ニシハルはひょいっと私の手を持ち上げて…



「……ほら、すごい冷たい。」



横目で……ギロリと睨む。



「女は冷え症です。」



「………。ったく…、たまには素直になってもらいたいもんだな。いつまで反抗期なんだ?」



「………。貴方に対しては…、きっと、ずっとず~とそうなるのでしょうね。」



「何で?」



「………。…ご自分で考えて下さい。」



「は?(イラッ)」



「……では、さっさと参りましょうか。」




理由は……、簡単。


ちょっとでも気持ちが溢れてしまったら…


貴方はそれを、見抜いてしまうでしょう?



この距離を、このバランスを保つ為の……


私の…精一杯。




それが一番いい方法だと、貴方だってわかっているから……

以前と変わらぬ態度をとってくれるのでしょう?






「……。
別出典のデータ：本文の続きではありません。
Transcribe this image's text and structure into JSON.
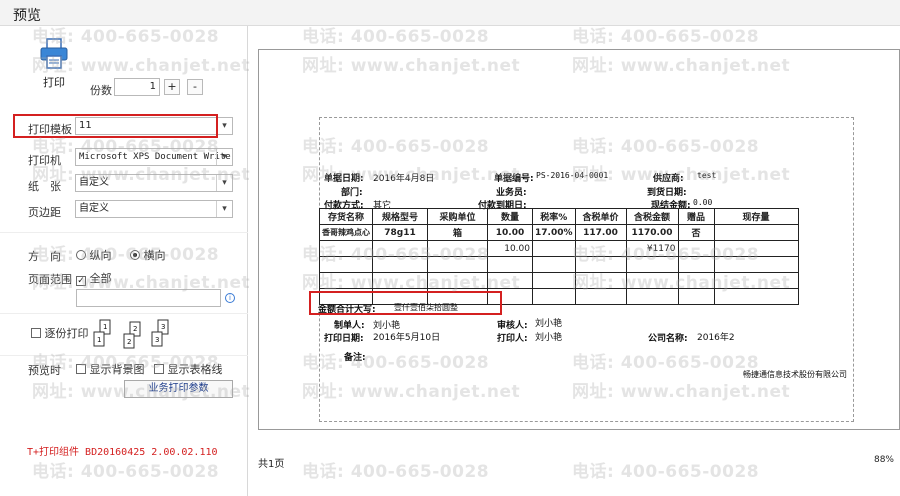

…そうだな。じゃあ…これくらいはしておけ。めでたい日に風邪ひかせらんないから。」



「………?」



彼はそう言って……、



ふわり、と私のうなじを…


何かで覆った。



その端が…視界に入る。





「………これ……?」




それは………、



私が彼にプレゼントした…


マフラー。




「使ってくれているのですね。」



「まあな。」



「………そっか…。そっか……。」




「……お前はしてないんだな。」



「…………!!」



「俺が…あげたやつ。」



「………そ、それは…、そうです、どこかにしまって…見つからなかったのです。」



目を合わせることが…できない。


嘘だと……バレてしまいそうだから。